どこからどんなメッセージが発信されているか、かがく絵本は私にたくさんのことを気づかせてくれました。絵本はそれが作家によって描かれた時点で、すでにメッセージのありかとその姿をわかりやすく抽出してくれています。そしてお話がそのメッセージに言葉を与えてくれるのです。

私の大好きなかがく絵本に、『よるの おきゃくさま』(※)があります。

夏休みが始まり、小さな女の子は、田舎のおばあちゃんの家に遊びに行きます。山あいの傾斜地。狭い畑にはネギや野菜が植えられています。女の子はたずねます。「おばあちゃん、ひとりで くらして、さびしくないの?」おばあちゃんは答えます。猫のみーたもいるし、それに夜になるとお客さまが大勢くるから全然さびしくなんかないよ、と。お客さま? 晩御飯を食べて、ふと気がつくと外はもう真っ暗。お客さまっていつ来るんだろう。あれ、ガラス戸に何かがとまってる。近寄ってよく見るとそれは小さな蛾でした。白くて眼が赤い。目を移すと隣には細長いスズメガ。枯葉みたい。大きな大きな青白い蛾がパタパタと音を立ててやってきました。そばにはカメムシを従えている。「ふかふかの ドレス きているから じょおうさまかも。けらいを つれてきたんだね。」数えきれないくらいの色とりどりの小さな虫たち。女の子は心の中で叫びます。「なつなのに クリスマスが きた!」

この本がすばらしいのは、ガラス戸の外側にとまった蛾や虫たちをお腹側から観察しているという点。私たちは普通、裏側から生き物をじっくり見るとことはほとんどない。標本でも図鑑でも見えるのは表(背)側だけ。でもほんとうに面白いのは裏(腹)側なのです。鮮やかなストライプや奇抜な渦巻き文様。斬新な斑点。こんなところにメッセージが隠されていたのです。すべてはメッセージに気づくことからはじまります。女の子は将来、絵が上手になるかもしれない。服のセンスが抜群によくなるかもしれない。研究者になるかもしれない。きっと、美しいもの、精妙なものに対する彼女の感覚は磨かれたものになるはずです。自分の影を映しながら、女の子はいつまでも夜のガラス戸を見つめていました。

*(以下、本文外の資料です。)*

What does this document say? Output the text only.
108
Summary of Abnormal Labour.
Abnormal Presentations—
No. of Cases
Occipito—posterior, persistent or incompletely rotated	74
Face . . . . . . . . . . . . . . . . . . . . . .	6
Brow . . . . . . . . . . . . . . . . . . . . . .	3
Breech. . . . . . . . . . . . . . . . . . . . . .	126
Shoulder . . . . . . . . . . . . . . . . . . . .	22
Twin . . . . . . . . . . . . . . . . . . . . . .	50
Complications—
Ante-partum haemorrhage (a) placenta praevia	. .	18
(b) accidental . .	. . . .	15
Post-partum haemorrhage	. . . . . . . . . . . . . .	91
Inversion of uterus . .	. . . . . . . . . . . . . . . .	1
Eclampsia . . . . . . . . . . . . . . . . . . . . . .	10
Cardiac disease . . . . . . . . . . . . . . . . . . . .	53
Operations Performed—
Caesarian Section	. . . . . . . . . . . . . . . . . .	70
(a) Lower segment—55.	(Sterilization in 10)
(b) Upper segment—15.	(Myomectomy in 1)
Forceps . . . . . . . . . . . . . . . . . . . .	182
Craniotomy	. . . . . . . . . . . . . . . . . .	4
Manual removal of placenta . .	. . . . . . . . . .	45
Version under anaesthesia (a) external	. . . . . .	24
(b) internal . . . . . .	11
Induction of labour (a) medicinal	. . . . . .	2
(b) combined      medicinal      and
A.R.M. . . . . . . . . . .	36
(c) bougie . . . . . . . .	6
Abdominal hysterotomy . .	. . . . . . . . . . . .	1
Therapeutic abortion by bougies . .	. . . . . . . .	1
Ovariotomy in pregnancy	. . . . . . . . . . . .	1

※「ちいさなかがくのとも」2011年8月号 加藤幸子 文/堀川理万子 絵



福岡伸一(ふくおか・しんいち)
1959年東京都生まれ。生物学者、青山学院大学教授。ロックフェラー大学客員教授。京都大学卒業。ベストセラー『生物と無生物のあいだ』(講談社)『動的平衡』(木楽舎)ほか、「生命とは何か」を分かりやすく解説した著書多数。他に『できそこないの男たち』(光文社)『世界は分けてもわからない』(講談社)『福岡ハカセの本棚』(メディアファクトリー)『フェルメール 隠された次元』(木楽舎)など。